Our project addresses these shortcomings in the literature by showcasing a variety of militia organizations from around the world with a rich diversity of origins and in a variety of contexts. By emphasizing descriptive inference, this volume allows readers from one strand of militia research to become familiar with other kinds of militia forces, and policymakers to get a sense of the wide variety of militia forms and outcomes potentially at issue.

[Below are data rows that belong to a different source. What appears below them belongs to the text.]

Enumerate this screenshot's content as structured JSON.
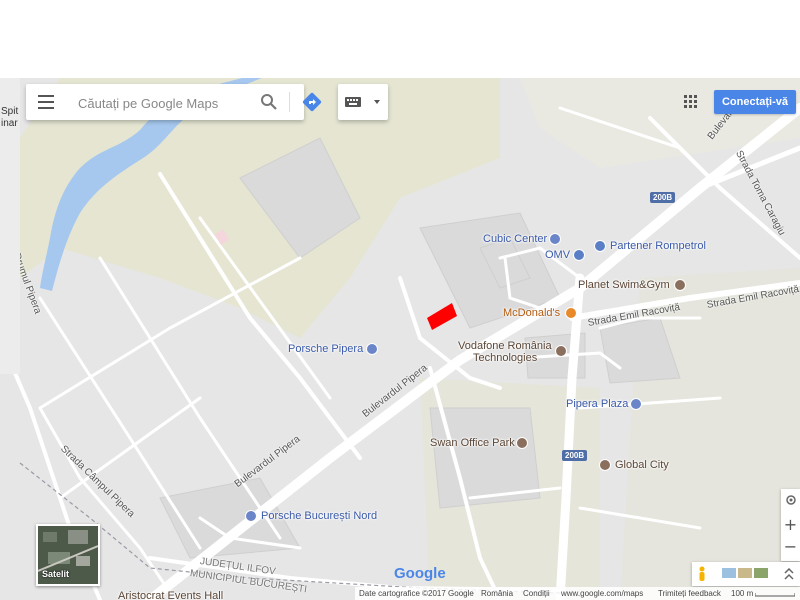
{
  "search": {
    "placeholder": "Căutați pe Google Maps"
  },
  "header": {
    "sign_in_label": "Conectați-vă"
  },
  "map": {
    "left_edge_text": [
      "Spit",
      "inar"
    ],
    "places": [
      {
        "name": "Cubic Center",
        "kind": "shop",
        "icon": "shopping-icon"
      },
      {
        "name": "Partener Rompetrol",
        "kind": "gas",
        "icon": "gas-station-icon"
      },
      {
        "name": "OMV",
        "kind": "gas",
        "icon": "gas-station-icon"
      },
      {
        "name": "Planet Swim&Gym",
        "kind": "place",
        "icon": "place-icon"
      },
      {
        "name": "McDonald's",
        "kind": "food",
        "icon": "restaurant-icon"
      },
      {
        "name": "Vodafone România",
        "kind": "place",
        "icon": "place-icon"
      },
      {
        "name": "Technologies",
        "kind": "place",
        "icon": "place-icon"
      },
      {
        "name": "Porsche Pipera",
        "kind": "shop",
        "icon": "shopping-icon"
      },
      {
        "name": "Pipera Plaza",
        "kind": "shop",
        "icon": "shopping-icon"
      },
      {
        "name": "Swan Office Park",
        "kind": "place",
        "icon": "place-icon"
      },
      {
        "name": "Global City",
        "kind": "place",
        "icon": "place-icon"
      },
      {
        "name": "Porsche București Nord",
        "kind": "shop",
        "icon": "shopping-icon"
      },
      {
        "name": "Aristocrat Events Hall",
        "kind": "place",
        "icon": "place-icon"
      }
    ],
    "streets": {
      "bulevardul_pipera_1": "Bulevardul Pipera",
      "bulevardul_pipera_2": "Bulevardul Pipera",
      "strada_campul_pipera": "Strada Câmpul Pipera",
      "drumul_pipera": "Drumul Pipera",
      "strada_emil_racovita_1": "Strada Emil Racoviță",
      "strada_emil_racovita_2": "Strada Emil Racoviță",
      "strada_toma_caragiu": "Strada Toma Caragiu",
      "bulevardul_top": "Bulevard",
      "judetul_ilfov": "JUDEȚUL ILFOV",
      "municipiul": "MUNICIPIUL BUCUREȘTI"
    },
    "route_shields": [
      "200B",
      "200B"
    ]
  },
  "controls": {
    "satellite_label": "Satelit",
    "zoom_in": "+",
    "zoom_out": "−"
  },
  "footer": {
    "map_data": "Date cartografice ©2017 Google",
    "country": "România",
    "terms": "Condiții",
    "url": "www.google.com/maps",
    "feedback": "Trimiteți feedback",
    "scale": "100 m"
  },
  "brand": {
    "logo_text": "Google"
  },
  "colors": {
    "land": "#e8e8e8",
    "block": "#dcdcdc",
    "green": "#e6e6cf",
    "water": "#a6c8ee",
    "road": "#ffffff",
    "accent": "#4a86e8",
    "highlight": "#ff0000"
  }
}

Book Project: Good Arms and Good Laws – Machiavelli, Political Violence, and Regime-Type

My book project turns to the thought of Niccolò Machiavelli to explore the link between political violence and regime type. My dissertation, entitled “Good Arms and Good Laws – Machiavelli, Political Violence, and Regime-Type,” articulates what we can learn from Machiavelli’s understanding of the different ways democratic and non-democratic regimes address what I call the central political problem of violence. Every regime, democratic or non-democratic, must find a way to create effective mechanisms of violence (militaries, police forces, and so on) that do not also become tools for oppressing the citizens they are supposed to defend. Machiavelli’s answer is to design institutions that are sufficiently capable of exercising force, sufficiently constrained in that exercise, and sufficiently responsive to the right political impulses during that exercise. After beginning with Machiavelli’s treatment of civilian-military relations and their relationship to his concept of citizenship in The Art of War, my dissertation explores Machiavelli’s treatment of autocratic institutions in The Prince, democratic ones in The Discourses on Livy, and hybrid ones in The Florentine Histories.

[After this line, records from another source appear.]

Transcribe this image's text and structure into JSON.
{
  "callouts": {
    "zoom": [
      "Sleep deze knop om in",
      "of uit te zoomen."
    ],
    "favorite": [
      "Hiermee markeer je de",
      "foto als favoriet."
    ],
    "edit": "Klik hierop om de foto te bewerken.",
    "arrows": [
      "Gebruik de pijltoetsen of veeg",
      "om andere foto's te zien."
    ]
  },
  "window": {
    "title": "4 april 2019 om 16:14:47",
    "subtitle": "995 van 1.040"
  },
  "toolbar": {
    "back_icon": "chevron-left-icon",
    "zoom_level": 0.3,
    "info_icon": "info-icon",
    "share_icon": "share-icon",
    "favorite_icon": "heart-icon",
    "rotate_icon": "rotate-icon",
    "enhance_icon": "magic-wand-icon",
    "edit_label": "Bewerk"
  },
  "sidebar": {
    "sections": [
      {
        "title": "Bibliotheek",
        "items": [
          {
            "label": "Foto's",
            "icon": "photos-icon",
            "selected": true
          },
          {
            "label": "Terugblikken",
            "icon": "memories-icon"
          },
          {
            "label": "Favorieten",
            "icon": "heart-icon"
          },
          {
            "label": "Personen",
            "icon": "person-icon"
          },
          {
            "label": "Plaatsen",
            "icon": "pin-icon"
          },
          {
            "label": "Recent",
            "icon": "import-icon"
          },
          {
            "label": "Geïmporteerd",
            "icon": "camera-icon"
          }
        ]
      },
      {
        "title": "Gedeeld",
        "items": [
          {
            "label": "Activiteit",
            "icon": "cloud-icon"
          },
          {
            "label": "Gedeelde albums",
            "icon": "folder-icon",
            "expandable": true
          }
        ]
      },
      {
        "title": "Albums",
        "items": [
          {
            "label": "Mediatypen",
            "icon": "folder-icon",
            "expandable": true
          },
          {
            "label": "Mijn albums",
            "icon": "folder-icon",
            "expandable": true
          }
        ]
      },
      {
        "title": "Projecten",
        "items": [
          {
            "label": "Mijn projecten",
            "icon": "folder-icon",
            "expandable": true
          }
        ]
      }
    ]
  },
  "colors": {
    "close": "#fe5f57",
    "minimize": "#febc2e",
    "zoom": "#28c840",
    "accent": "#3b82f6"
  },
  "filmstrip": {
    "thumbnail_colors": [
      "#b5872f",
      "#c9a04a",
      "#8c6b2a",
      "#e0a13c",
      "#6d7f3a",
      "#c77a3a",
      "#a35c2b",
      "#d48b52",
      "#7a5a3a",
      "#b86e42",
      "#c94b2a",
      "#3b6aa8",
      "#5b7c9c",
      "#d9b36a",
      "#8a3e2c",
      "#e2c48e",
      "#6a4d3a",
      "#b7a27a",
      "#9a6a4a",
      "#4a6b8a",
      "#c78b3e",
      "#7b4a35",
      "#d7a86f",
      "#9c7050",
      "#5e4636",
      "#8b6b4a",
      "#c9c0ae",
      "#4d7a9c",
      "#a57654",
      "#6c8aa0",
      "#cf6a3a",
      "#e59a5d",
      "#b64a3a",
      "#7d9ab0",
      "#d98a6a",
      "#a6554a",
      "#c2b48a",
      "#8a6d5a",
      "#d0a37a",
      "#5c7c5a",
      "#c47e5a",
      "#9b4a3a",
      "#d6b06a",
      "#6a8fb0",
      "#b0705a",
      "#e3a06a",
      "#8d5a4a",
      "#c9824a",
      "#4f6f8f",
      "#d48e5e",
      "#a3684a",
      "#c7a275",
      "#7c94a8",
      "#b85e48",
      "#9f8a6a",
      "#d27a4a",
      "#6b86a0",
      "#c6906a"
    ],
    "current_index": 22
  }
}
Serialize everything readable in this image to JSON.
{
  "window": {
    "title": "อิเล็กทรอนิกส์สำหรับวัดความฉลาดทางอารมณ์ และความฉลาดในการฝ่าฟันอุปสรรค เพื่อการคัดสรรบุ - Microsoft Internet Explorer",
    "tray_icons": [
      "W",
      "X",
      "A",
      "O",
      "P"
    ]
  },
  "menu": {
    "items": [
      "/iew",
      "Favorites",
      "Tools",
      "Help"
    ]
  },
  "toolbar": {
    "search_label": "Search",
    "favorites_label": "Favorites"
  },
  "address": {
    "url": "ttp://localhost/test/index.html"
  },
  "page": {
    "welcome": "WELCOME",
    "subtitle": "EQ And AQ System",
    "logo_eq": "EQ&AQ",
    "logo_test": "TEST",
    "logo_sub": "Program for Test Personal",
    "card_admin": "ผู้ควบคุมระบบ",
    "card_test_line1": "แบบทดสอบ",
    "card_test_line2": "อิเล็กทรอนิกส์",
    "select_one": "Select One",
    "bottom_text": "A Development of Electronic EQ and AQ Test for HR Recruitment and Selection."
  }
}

For Machiavelli both autocracies and democracies require an elite-citizen partnership in order to address the central political problem of violence, though the terms of that partnership vary across regime-type. In autocracies (or ‘principalities’ to use Machiavelli’s language), citizen participation is limited to the militia. The citizen militia constrains and augments the executive’s power in important ways (such as guaranteeing the principle of non-oppression), but it is only in democracies (‘republics,’ in Machiavelli’s terms) that citizens take an active role in deliberating over and passing judgment upon the use of violence. This fundamentally agonistic partnership draws upon the disparate strengths of the citizenry and the elites to address effectively the central political problem of violence.

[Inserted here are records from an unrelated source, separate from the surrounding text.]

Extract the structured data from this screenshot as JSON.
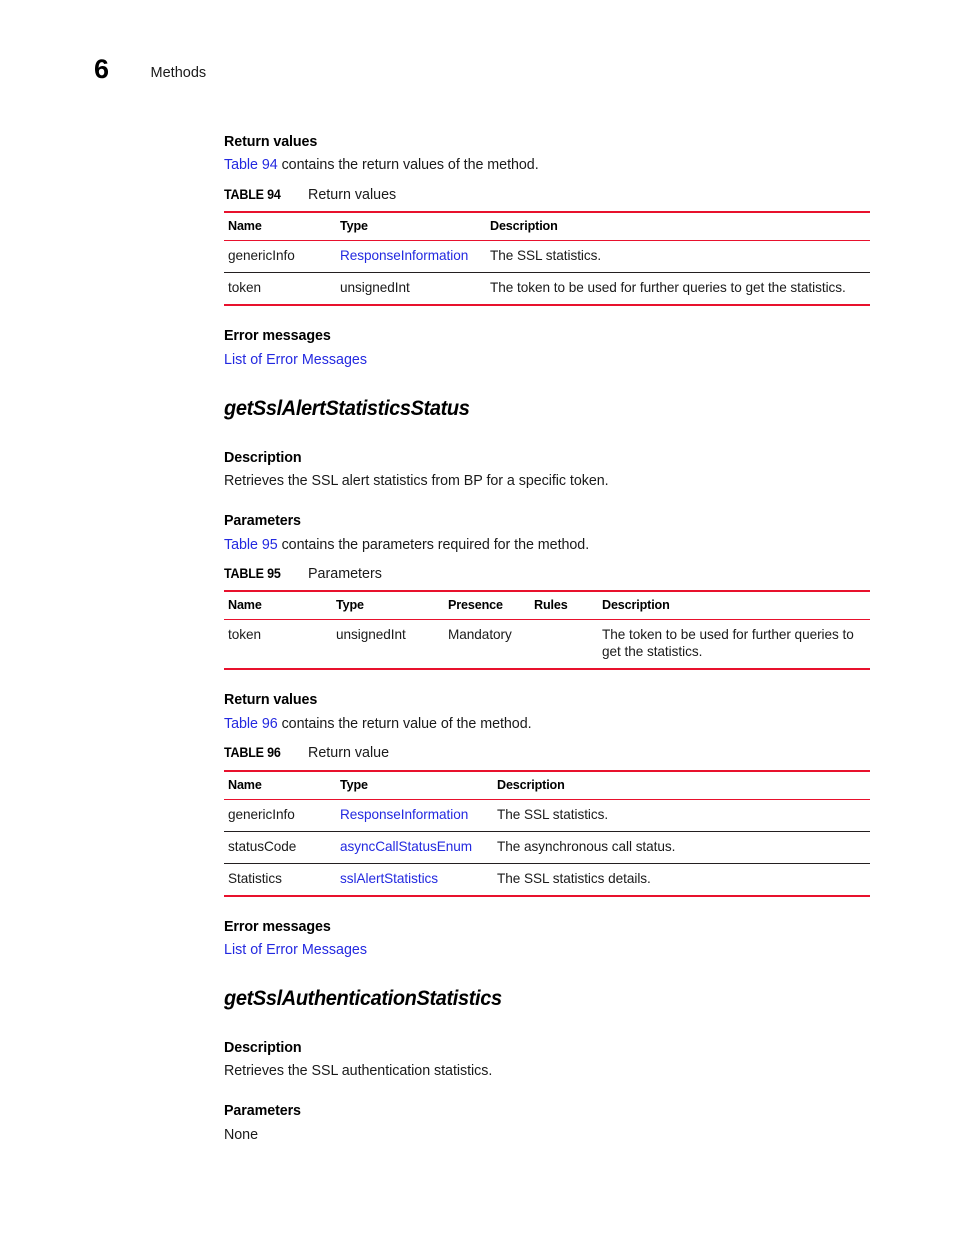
{
  "page": {
    "chapter_number": "6",
    "chapter_title": "Methods"
  },
  "colors": {
    "link": "#2329e0",
    "table_rule_accent": "#e8112d",
    "table_rule_inner": "#231f20",
    "text": "#1a1a1a"
  },
  "sections": {
    "return_values_1": {
      "heading": "Return values",
      "intro_link": "Table 94",
      "intro_rest": " contains the return values of the method."
    },
    "error_messages_1": {
      "heading": "Error messages",
      "link": "List of Error Messages"
    },
    "method_1": {
      "title": "getSslAlertStatisticsStatus",
      "description_heading": "Description",
      "description_text": "Retrieves the SSL alert statistics from BP for a specific token.",
      "parameters_heading": "Parameters",
      "parameters_intro_link": "Table 95",
      "parameters_intro_rest": " contains the parameters required for the method."
    },
    "return_values_2": {
      "heading": "Return values",
      "intro_link": "Table 96",
      "intro_rest": " contains the return value of the method."
    },
    "error_messages_2": {
      "heading": "Error messages",
      "link": "List of Error Messages"
    },
    "method_2": {
      "title": "getSslAuthenticationStatistics",
      "description_heading": "Description",
      "description_text": "Retrieves the SSL authentication statistics.",
      "parameters_heading": "Parameters",
      "parameters_value": "None"
    }
  },
  "tables": {
    "table94": {
      "label": "TABLE 94",
      "caption": "Return values",
      "columns": [
        "Name",
        "Type",
        "Description"
      ],
      "rows": [
        {
          "name": "genericInfo",
          "type": "ResponseInformation",
          "type_is_link": true,
          "description": "The SSL statistics."
        },
        {
          "name": "token",
          "type": "unsignedInt",
          "type_is_link": false,
          "description": "The token to be used for further queries to get the statistics."
        }
      ]
    },
    "table95": {
      "label": "TABLE 95",
      "caption": "Parameters",
      "columns": [
        "Name",
        "Type",
        "Presence",
        "Rules",
        "Description"
      ],
      "rows": [
        {
          "name": "token",
          "type": "unsignedInt",
          "presence": "Mandatory",
          "rules": "",
          "description": "The token to be used for further queries to get the statistics."
        }
      ]
    },
    "table96": {
      "label": "TABLE 96",
      "caption": "Return value",
      "columns": [
        "Name",
        "Type",
        "Description"
      ],
      "rows": [
        {
          "name": "genericInfo",
          "type": "ResponseInformation",
          "type_is_link": true,
          "description": "The SSL statistics."
        },
        {
          "name": "statusCode",
          "type": "asyncCallStatusEnum",
          "type_is_link": true,
          "description": "The asynchronous call status."
        },
        {
          "name": "Statistics",
          "type": "sslAlertStatistics",
          "type_is_link": true,
          "description": "The SSL statistics details."
        }
      ]
    }
  }
}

Working Paper: “Populism and Machiavelli’s Citizen Militia – A reconsideration of The Prince.”

Machiavelli’s political thought is full of apparent contradictions. Nearly every position he takes in one text is contradicted elsewhere in that text or in another text. One important exception is his position on the militia. Machiavelli is a strikingly consistent proponent of citizen militias across his writings. His writings share a strong family resemblance in their positive treatments of citizen militias, their condemnation of other kinds of arms, and the connection they make between praiseworthy leaders and the creation and maintenance of popular arms. While some authors have explored some of the implications of Machiavelli’s views on the militia on his thought, none have explored the fact and implications of Machiavelli’s consistency on the militia across his entire body of work. This article therefore makes a novel contribution to the scholarship on Machiavelli and positions him as an interlocutor in larger normative and empirical discussions of militias. In this paper, I sketch his position on the militia, in four key works: the Cagione dell’Ordinanza, the Prince, The Art of War, and The Discourses on Livy in turn. I then describe two elements of their larger significance: the impact of his position on the militia to his supposed republicanism and populism. For the purposes of this workshop, I discuss two questions Machiavelli’s thought poses for wider normative and empirical study of militias in the final section.